Dans le livret accompagnant le CD, les photos ne mentent pas. Ils posent avec guitare, basse, batterie (à laquelle s'essayera tout au long Alan Wilder), piano et semblent avoir oublié leurs synthés sur Violator. En pratique, c'est tout autre chose, l'électronique est toujours présent dans leurs chansons, bien que moindre. Cette fois-ci, les machines ne sont là que pour accompagner l'instrumentation plus organique voulue par Mark Ellis Flood et Dave Gahan, lui en plein trip Grunge, ayant découvert la drogue depuis peu. Pour la première fois, la bande fait appel à des musiciens extérieurs, principalement pour les cordes et les choeurs gospels ornant toute la pièce.

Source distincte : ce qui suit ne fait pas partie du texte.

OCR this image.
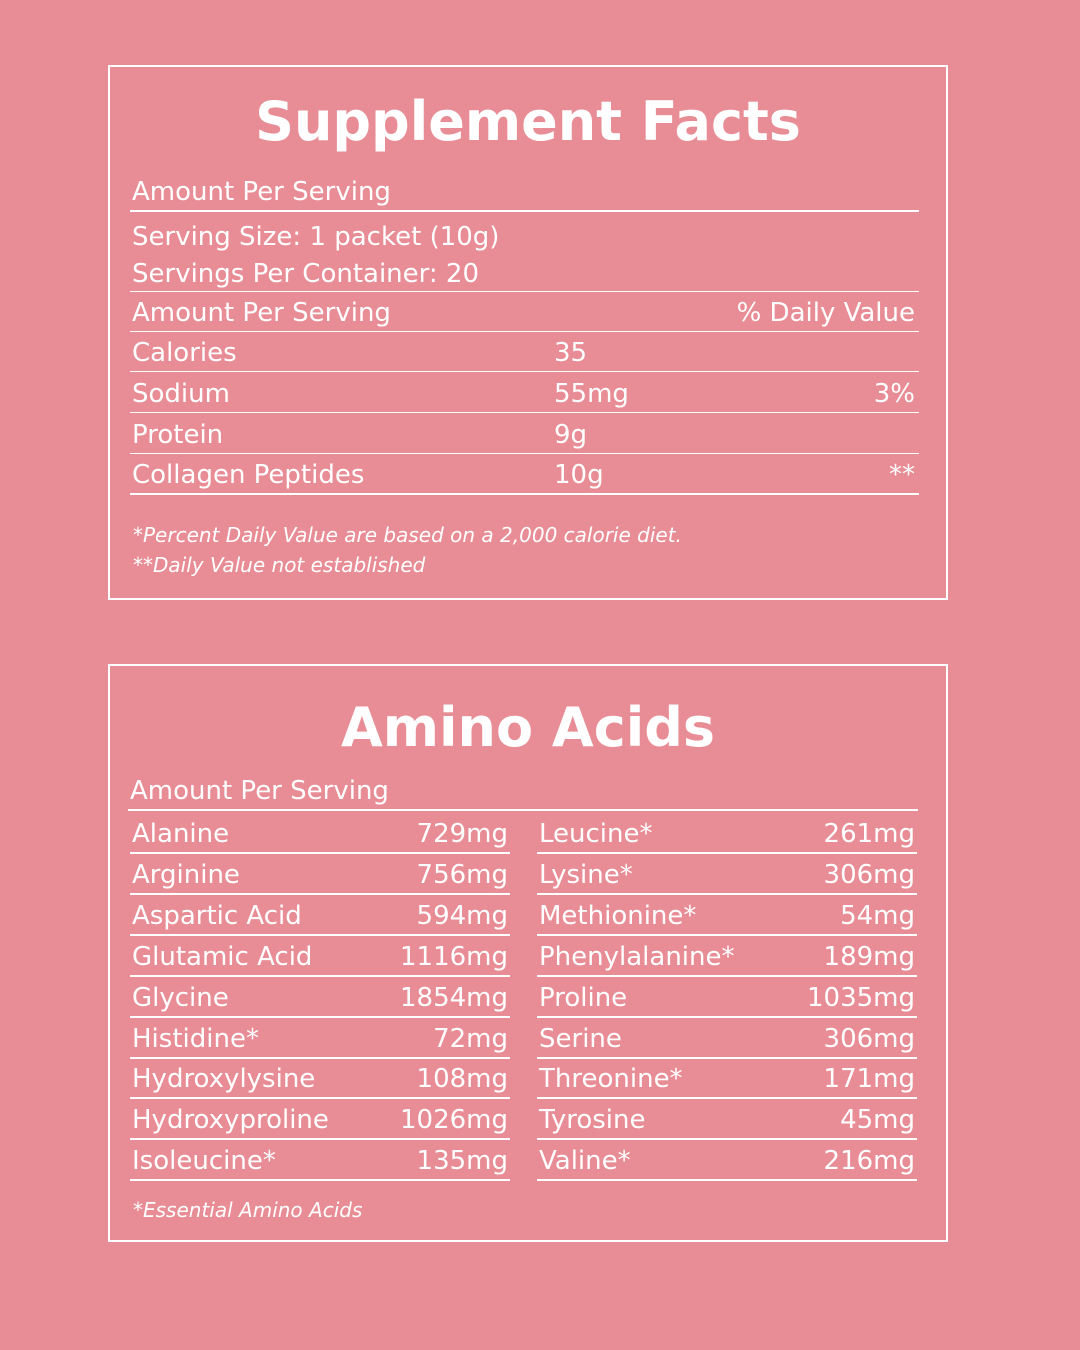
Supplement Facts
Amount Per Serving
Serving Size: 1 packet (10g)
Servings Per Container: 20
Amount Per Serving	% Daily Value
Calories	35
Sodium	55mg	3%
Protein	9g
Collagen Peptides	10g	**
*Percent Daily Value are based on a 2,000 calorie diet.
**Daily Value not established
Amino Acids
Amount Per Serving
Alanine	729mg
Arginine	756mg
Aspartic Acid	594mg
Glutamic Acid	1116mg
Glycine	1854mg
Histidine*	72mg
Hydroxylysine	108mg
Hydroxyproline	1026mg
Isoleucine*	135mg
Leucine*	261mg
Lysine*	306mg
Methionine*	54mg
Phenylalanine*	189mg
Proline	1035mg
Serine	306mg
Threonine*	171mg
Tyrosine	45mg
Valine*	216mg
*Essential Amino Acids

Au niveau du thème, vous l'aurez compris par le titre, Martin Gore continue sa quête de spiritualité. Il n'est plus simple nanti comme il y a 10 ans sur « Blasphemous Rumours » mais prône maintenant la foi en Dieu, qui est en chacun de nous, la dévotion à l'humain. Il nous parle aussi de ces gens qui jugent et qui condamnent, sans rien connaître de la personne sur « Condemnation », sans doute l'emprunt Gospel le plus réussi de tout l'album. Thème en commun avec « Walking in my Shoes », single que beaucoup apprécient mais qui me laissent de glace.

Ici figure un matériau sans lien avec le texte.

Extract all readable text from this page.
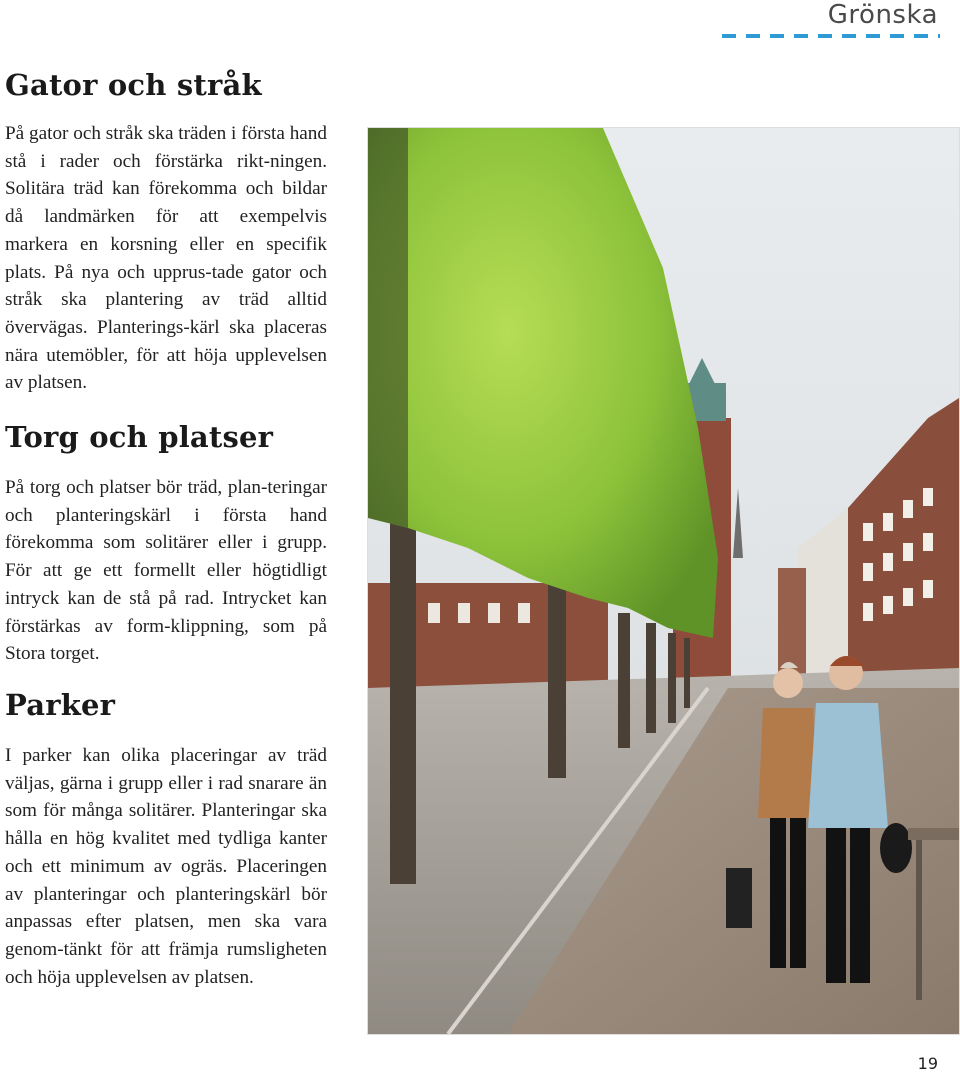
Grönska
Gator och stråk

På gator och stråk ska träden i första hand stå i rader och förstärka rikt-ningen. Solitära träd kan förekomma och bildar då landmärken för att exempelvis markera en korsning eller en specifik plats. På nya och upprus-tade gator och stråk ska plantering av träd alltid övervägas. Planterings-kärl ska placeras nära utemöbler, för att höja upplevelsen av platsen.

Torg och platser

På torg och platser bör träd, plan-teringar och planteringskärl i första hand förekomma som solitärer eller i grupp. För att ge ett formellt eller högtidligt intryck kan de stå på rad. Intrycket kan förstärkas av form-klippning, som på Stora torget.

Parker

I parker kan olika placeringar av träd väljas, gärna i grupp eller i rad snarare än som för många solitärer. Planteringar ska hålla en hög kvalitet med tydliga kanter och ett minimum av ogräs. Placeringen av planteringar och planteringskärl bör anpassas efter platsen, men ska vara genom-tänkt för att främja rumsligheten och höja upplevelsen av platsen.

19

Car malgré cet hétérogénéité, le tout reste homogène par ses mélodies qui ne dépassent pas le simple côté méditatif, telle une longue prière religieuse qui n'apporterait aucune révélation. Cet absence de tubes n'empêchent pas d'offrir de très bonnes plages, « Mercy in You » et « In Your Room » ont par exemple déjà cet aspect trip-hop dues aux caisses et à l'ambiance, caractéristiques des années 90. Les grattes s'y fondent par des reverbs et autres effets distordants, apportant un plus à l'atmosphère électrique générale. « Get Right With Me » et « Rush » qui suivent assumeront encore plus ce côté rock, quoi que plus oubliables, un peu comme ce « Judas », ballade facile chantée par Martin, malgré le choeur final.

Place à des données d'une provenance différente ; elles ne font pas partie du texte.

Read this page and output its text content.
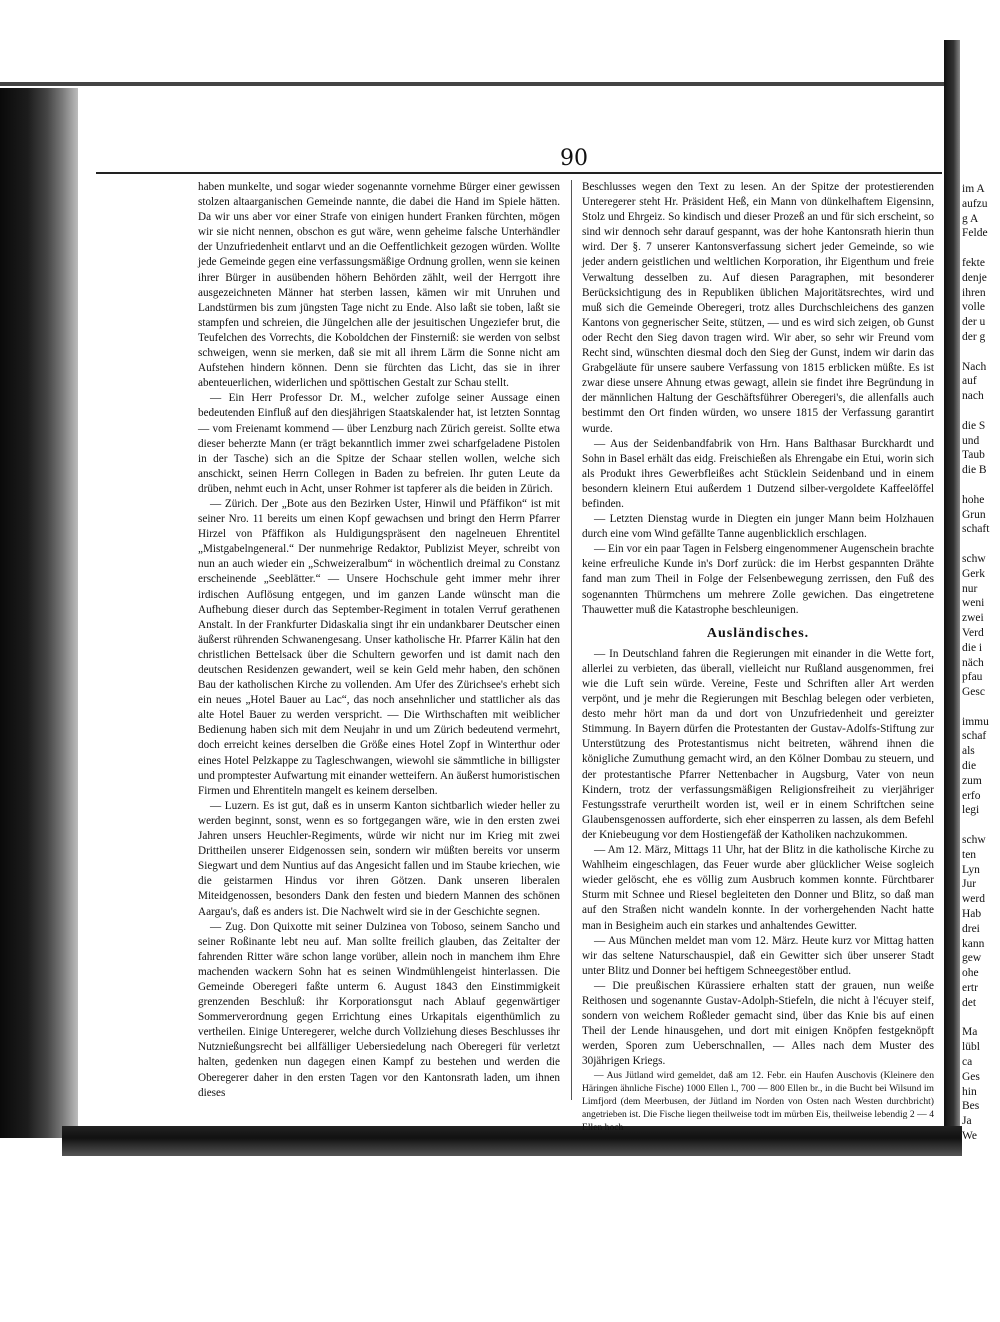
90

haben munkelte, und sogar wieder sogenannte vornehme Bürger einer gewissen stolzen altaarganischen Gemeinde nannte, die dabei die Hand im Spiele hätten. Da wir uns aber vor einer Strafe von einigen hundert Franken fürchten, mögen wir sie nicht nennen, obschon es gut wäre, wenn geheime falsche Unterhändler der Unzufriedenheit entlarvt und an die Oeffentlichkeit gezogen würden. Wollte jede Gemeinde gegen eine verfassungsmäßige Ordnung grollen, wenn sie keinen ihrer Bürger in ausübenden höhern Behörden zählt, weil der Herrgott ihre ausgezeichneten Männer hat sterben lassen, kämen wir mit Unruhen und Landstürmen bis zum jüngsten Tage nicht zu Ende. Also laßt sie toben, laßt sie stampfen und schreien, die Jüngelchen alle der jesuitischen Ungeziefer brut, die Teufelchen des Vorrechts, die Koboldchen der Finsterniß: sie werden von selbst schweigen, wenn sie merken, daß sie mit all ihrem Lärm die Sonne nicht am Aufstehen hindern können. Denn sie fürchten das Licht, das sie in ihrer abenteuerlichen, widerlichen und spöttischen Gestalt zur Schau stellt.

— Ein Herr Professor Dr. M., welcher zufolge seiner Aussage einen bedeutenden Einfluß auf den diesjährigen Staatskalender hat, ist letzten Sonntag — vom Freienamt kommend — über Lenzburg nach Zürich gereist. Sollte etwa dieser beherzte Mann (er trägt bekanntlich immer zwei scharfgeladene Pistolen in der Tasche) sich an die Spitze der Schaar stellen wollen, welche sich anschickt, seinen Herrn Collegen in Baden zu befreien. Ihr guten Leute da drüben, nehmt euch in Acht, unser Rohmer ist tapferer als die beiden in Zürich.

— Zürich. Der „Bote aus den Bezirken Uster, Hinwil und Pfäffikon“ ist mit seiner Nro. 11 bereits um einen Kopf gewachsen und bringt den Herrn Pfarrer Hirzel von Pfäffikon als Huldigungspräsent den nagelneuen Ehrentitel „Mistgabelngeneral.“ Der nunmehrige Redaktor, Publizist Meyer, schreibt von nun an auch wieder ein „Schweizeralbum“ in wöchentlich dreimal zu Constanz erscheinende „Seeblätter.“ — Unsere Hochschule geht immer mehr ihrer irdischen Auflösung entgegen, und im ganzen Lande wünscht man die Aufhebung dieser durch das September-Regiment in totalen Verruf gerathenen Anstalt. In der Frankfurter Didaskalia singt ihr ein undankbarer Deutscher einen äußerst rührenden Schwanengesang. Unser katholische Hr. Pfarrer Kälin hat den christlichen Bettelsack über die Schultern geworfen und ist damit nach den deutschen Residenzen gewandert, weil se kein Geld mehr haben, den schönen Bau der katholischen Kirche zu vollenden. Am Ufer des Zürichsee's erhebt sich ein neues „Hotel Bauer au Lac“, das noch ansehnlicher und stattlicher als das alte Hotel Bauer zu werden verspricht. — Die Wirthschaften mit weiblicher Bedienung haben sich mit dem Neujahr in und um Zürich bedeutend vermehrt, doch erreicht keines derselben die Größe eines Hotel Zopf in Winterthur oder eines Hotel Pelzkappe zu Tagleschwangen, wiewohl sie sämmtliche in billigster und promptester Aufwartung mit einander wetteifern. An äußerst humoristischen Firmen und Ehrentiteln mangelt es keinem derselben.

— Luzern. Es ist gut, daß es in unserm Kanton sichtbarlich wieder heller zu werden beginnt, sonst, wenn es so fortgegangen wäre, wie in den ersten zwei Jahren unsers Heuchler-Regiments, würde wir nicht nur im Krieg mit zwei Drittheilen unserer Eidgenossen sein, sondern wir müßten bereits vor unserm Siegwart und dem Nuntius auf das Angesicht fallen und im Staube kriechen, wie die geistarmen Hindus vor ihren Götzen. Dank unseren liberalen Miteidgenossen, besonders Dank den festen und biedern Mannen des schönen Aargau's, daß es anders ist. Die Nachwelt wird sie in der Geschichte segnen.

— Zug. Don Quixotte mit seiner Dulzinea von Toboso, seinem Sancho und seiner Roßinante lebt neu auf. Man sollte freilich glauben, das Zeitalter der fahrenden Ritter wäre schon lange vorüber, allein noch in manchem ihm Ehre machenden wackern Sohn hat es seinen Windmühlengeist hinterlassen. Die Gemeinde Oberegeri faßte unterm 6. August 1843 den Einstimmigkeit grenzenden Beschluß: ihr Korporationsgut nach Ablauf gegenwärtiger Sommerverordnung gegen Errichtung eines Urkapitals eigenthümlich zu vertheilen. Einige Unteregerer, welche durch Vollziehung dieses Beschlusses ihr Nutznießungsrecht bei allfälliger Uebersiedelung nach Oberegeri für verletzt halten, gedenken nun dagegen einen Kampf zu bestehen und werden die Oberegerer daher in den ersten Tagen vor den Kantonsrath laden, um ihnen dieses

Beschlusses wegen den Text zu lesen. An der Spitze der protestierenden Unteregerer steht Hr. Präsident Heß, ein Mann von dünkelhaftem Eigensinn, Stolz und Ehrgeiz. So kindisch und dieser Prozeß an und für sich erscheint, so sind wir dennoch sehr darauf gespannt, was der hohe Kantonsrath hierin thun wird. Der §. 7 unserer Kantonsverfassung sichert jeder Gemeinde, so wie jeder andern geistlichen und weltlichen Korporation, ihr Eigenthum und freie Verwaltung desselben zu. Auf diesen Paragraphen, mit besonderer Berücksichtigung des in Republiken üblichen Majoritätsrechtes, wird und muß sich die Gemeinde Oberegeri, trotz alles Durchschleichens des ganzen Kantons von gegnerischer Seite, stützen, — und es wird sich zeigen, ob Gunst oder Recht den Sieg davon tragen wird. Wir aber, so sehr wir Freund vom Recht sind, wünschten diesmal doch den Sieg der Gunst, indem wir darin das Grabgeläute für unsere saubere Verfassung von 1815 erblicken müßte. Es ist zwar diese unsere Ahnung etwas gewagt, allein sie findet ihre Begründung in der männlichen Haltung der Geschäftsführer Oberegeri's, die allenfalls auch bestimmt den Ort finden würden, wo unsere 1815 der Verfassung garantirt wurde.

— Aus der Seidenbandfabrik von Hrn. Hans Balthasar Burckhardt und Sohn in Basel erhält das eidg. Freischießen als Ehrengabe ein Etui, worin sich als Produkt ihres Gewerbfleißes acht Stücklein Seidenband und in einem besondern kleinern Etui außerdem 1 Dutzend silber-vergoldete Kaffeelöffel befinden.

— Letzten Dienstag wurde in Diegten ein junger Mann beim Holzhauen durch eine vom Wind gefällte Tanne augenblicklich erschlagen.

— Ein vor ein paar Tagen in Felsberg eingenommener Augenschein brachte keine erfreuliche Kunde in's Dorf zurück: die im Herbst gespannten Drähte fand man zum Theil in Folge der Felsenbewegung zerrissen, den Fuß des sogenannten Thürmchens um mehrere Zolle gewichen. Das eingetretene Thauwetter muß die Katastrophe beschleunigen.

Ausländisches.

— In Deutschland fahren die Regierungen mit einander in die Wette fort, allerlei zu verbieten, das überall, vielleicht nur Rußland ausgenommen, frei wie die Luft sein würde. Vereine, Feste und Schriften aller Art werden verpönt, und je mehr die Regierungen mit Beschlag belegen oder verbieten, desto mehr hört man da und dort von Unzufriedenheit und gereizter Stimmung. In Bayern dürfen die Protestanten der Gustav-Adolfs-Stiftung zur Unterstützung des Protestantismus nicht beitreten, während ihnen die königliche Zumuthung gemacht wird, an den Kölner Dombau zu steuern, und der protestantische Pfarrer Nettenbacher in Augsburg, Vater von neun Kindern, trotz der verfassungsmäßigen Religionsfreiheit zu vierjähriger Festungsstrafe verurtheilt worden ist, weil er in einem Schriftchen seine Glaubensgenossen aufforderte, sich eher einsperren zu lassen, als dem Befehl der Kniebeugung vor dem Hostiengefäß der Katholiken nachzukommen.

— Am 12. März, Mittags 11 Uhr, hat der Blitz in die katholische Kirche zu Wahlheim eingeschlagen, das Feuer wurde aber glücklicher Weise sogleich wieder gelöscht, ehe es völlig zum Ausbruch kommen konnte. Fürchtbarer Sturm mit Schnee und Riesel begleiteten den Donner und Blitz, so daß man auf den Straßen nicht wandeln konnte. In der vorhergehenden Nacht hatte man in Besigheim auch ein starkes und anhaltendes Gewitter.

— Aus München meldet man vom 12. März. Heute kurz vor Mittag hatten wir das seltene Naturschauspiel, daß ein Gewitter sich über unserer Stadt unter Blitz und Donner bei heftigem Schneegestöber entlud.

— Die preußischen Kürassiere erhalten statt der grauen, nun weiße Reithosen und sogenannte Gustav-Adolph-Stiefeln, die nicht à l'écuyer steif, sondern von weichem Roßleder gemacht sind, über das Knie bis auf einen Theil der Lende hinausgehen, und dort mit einigen Knöpfen festgeknöpft werden, Sporen zum Ueberschnallen, — Alles nach dem Muster des 30jährigen Kriegs.

— Aus Jütland wird gemeldet, daß am 12. Febr. ein Haufen Auschovis (Kleinere den Häringen ähnliche Fische) 1000 Ellen l., 700 — 800 Ellen br., in die Bucht bei Wilsund im Limfjord (dem Meerbusen, der Jütland im Norden von Osten nach Westen durchbricht) angetrieben ist. Die Fische liegen theilweise todt im mürben Eis, theilweise lebendig 2 — 4 Ellen hoch

im A
aufzu
g A
Felde
fekte
denje
ihren
volle
der u
der g
Nach
auf
nach
die S
und
Taub
die B
hohe
Grun
schaft
schw
Gerk
nur
weni
zwei
Verd
die i
näch
pfau
Gesc
immu
schaf
als
die
zum
erfo
legi
schw
ten
Lyn
Jur
werd
Hab
drei
kann
gew
ohe
ertr
det
Ma
lübl
ca
Ges
hin
Bes
Ja
We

La production étant toujours assurée par Flood, elle est tout de même un peu moins propre que sur Violator, permettant alors au groupe encore plus de digressions instrumentales. « I Feel You » qui lance l'album possède un riff répété et entêtant à la manière d'un « Personal Jesus », en moins dingo, privilégiant le blues, mais qui derrière, fourmille d'idées de sons divers. Pareil pour « Higher Love » qui conclut le disque, les arrangements sont encore une fois tout simplement fabuleux, offrant même le retour d'un gimmick synthé typique de Depeche Mode. Enfin, orchestrale et plus minimaliste, « One Caress » fait partie de mes préférées, surtout d'un point de vue mélodique.
Une fois de plus, le groupe est donc tombé dans l'inconstance avec ce « SOFAD » qui n'en est pas moins un excellent album, ce qui est d'autant plus miraculeux que les relations en studio commençaient à se détériorer. La tournée "Devotional" qui en suivra est la goutte d'eau qui coûtera le départ de notre cher Alan Wilder... Historiquement, cet album de 93 est donc important.